Süddeutsche Zeitung

Katholische Kirche:"Eklatanter Vertrauensverlust"

Der Betroffenenbeirat der Bischofskonferenz übt scharfe Kritik am Trierer Bischof Ackermann. Der Missbrauchsbeauftragte hatte den Klarnamen einer betroffenen Frau öffentlich gemacht.

Von Annette Zoch

Der Betroffenenbeirat der Deutschen Bischofskonferenz (DBK) übt scharfe Kritik am Missbrauchsbeauftragten, Bischof Stephan Ackermann: Der Bruch des Pseudonyms einer Betroffenen ziehe "einen eklatanten Vertrauensverlust auch im Betroffenenbeirat bei der DBK nach sich", schreiben die Mitglieder in einer Stellungnahme. "Was auch immer den Bischof von Trier zu seinem Handeln bewegt haben mag: Dieses Verhalten disqualifiziert den Missbrauchsbeauftragten der Deutschen Bischofskonferenz, weil es die Mindeststandards für eine vertrauensvolle Zusammenarbeit verletzt."

Ackermann hatte im März auf einer Veranstaltung unter etwa 40 Mitarbeitern seines Bistums den Klarnamen einer Betroffenen genannt, die unter dem Pseudonym "Karin Weißenfels" auftritt.

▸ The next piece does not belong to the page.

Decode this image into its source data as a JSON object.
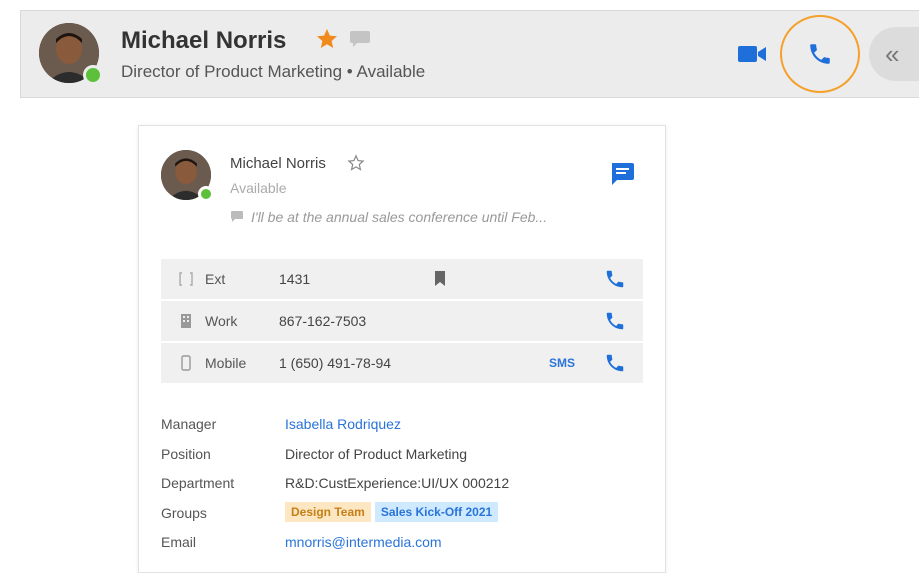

Weißenfels ist selbst Angestellte des Bistums Trier. Sie wirft einem mittlerweile verstorbenen Priester des Bistums sexuelle Übergriffe vor und gibt an, von ihm schwanger geworden zu sein. Der Priester und ihr Beichtvater sollen sie zur Abtreibung gedrängt haben. Dem Bistum wirft Weißenfels zu nachsichtiges Verhalten gegenüber den Priester vor.

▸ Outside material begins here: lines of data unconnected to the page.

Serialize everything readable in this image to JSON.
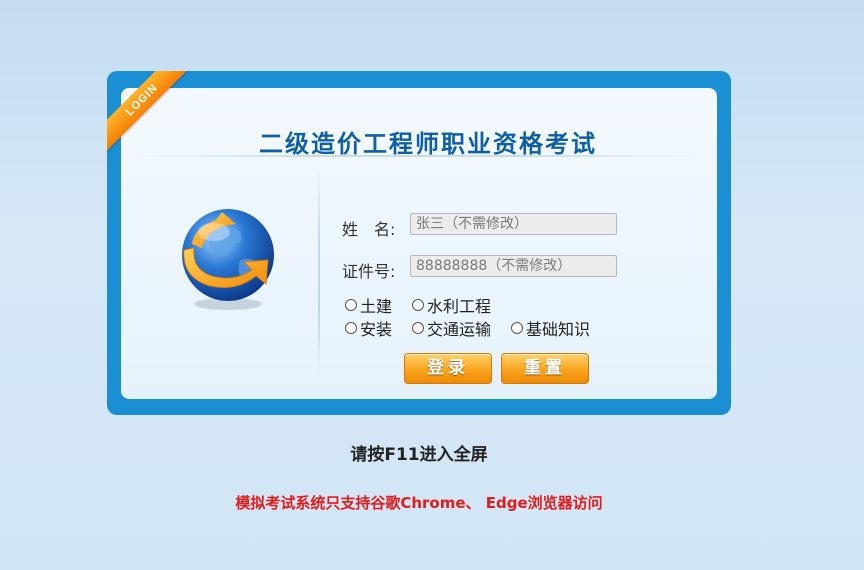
{
  "ribbon": {
    "label": "LOGIN"
  },
  "title": "二级造价工程师职业资格考试",
  "form": {
    "name_label": "姓　名:",
    "name_value": "张三（不需修改）",
    "id_label": "证件号:",
    "id_value": "88888888（不需修改）",
    "options": [
      "土建",
      "水利工程",
      "安装",
      "交通运输",
      "基础知识"
    ]
  },
  "buttons": {
    "login": "登录",
    "reset": "重置"
  },
  "fullscreen_hint": "请按F11进入全屏",
  "browser_warning": "模拟考试系统只支持谷歌Chrome、 Edge浏览器访问",
  "colors": {
    "frame": "#1a8fd4",
    "title": "#0d5fa6",
    "button": "#f9a41e",
    "warning": "#e41b1b"
  },
  "icons": [
    "globe-arrow-icon"
  ]
}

Der Bischof habe einen Schutzraum verletzt

Teilnehmer der Veranstaltung im März seien schockiert gewesen, dass er ihre Identität enthüllt habe, berichtete der Trierische Volksfreund. Ackermann solle gesagt haben, wenn jetzt schon offen über Namen gesprochen werde, dann nenne er auch den Namen der beteiligten Person. Zudem sei Weißenfels' bürgerlicher Name vielen Menschen im Bistum bekannt. Ackermann hat zwischenzeitlich eine Unterlassungserklärung abgegeben. Er habe sich nach Angaben des Bistums Trier auch bei Karin Weißenfels persönlich entschuldigt.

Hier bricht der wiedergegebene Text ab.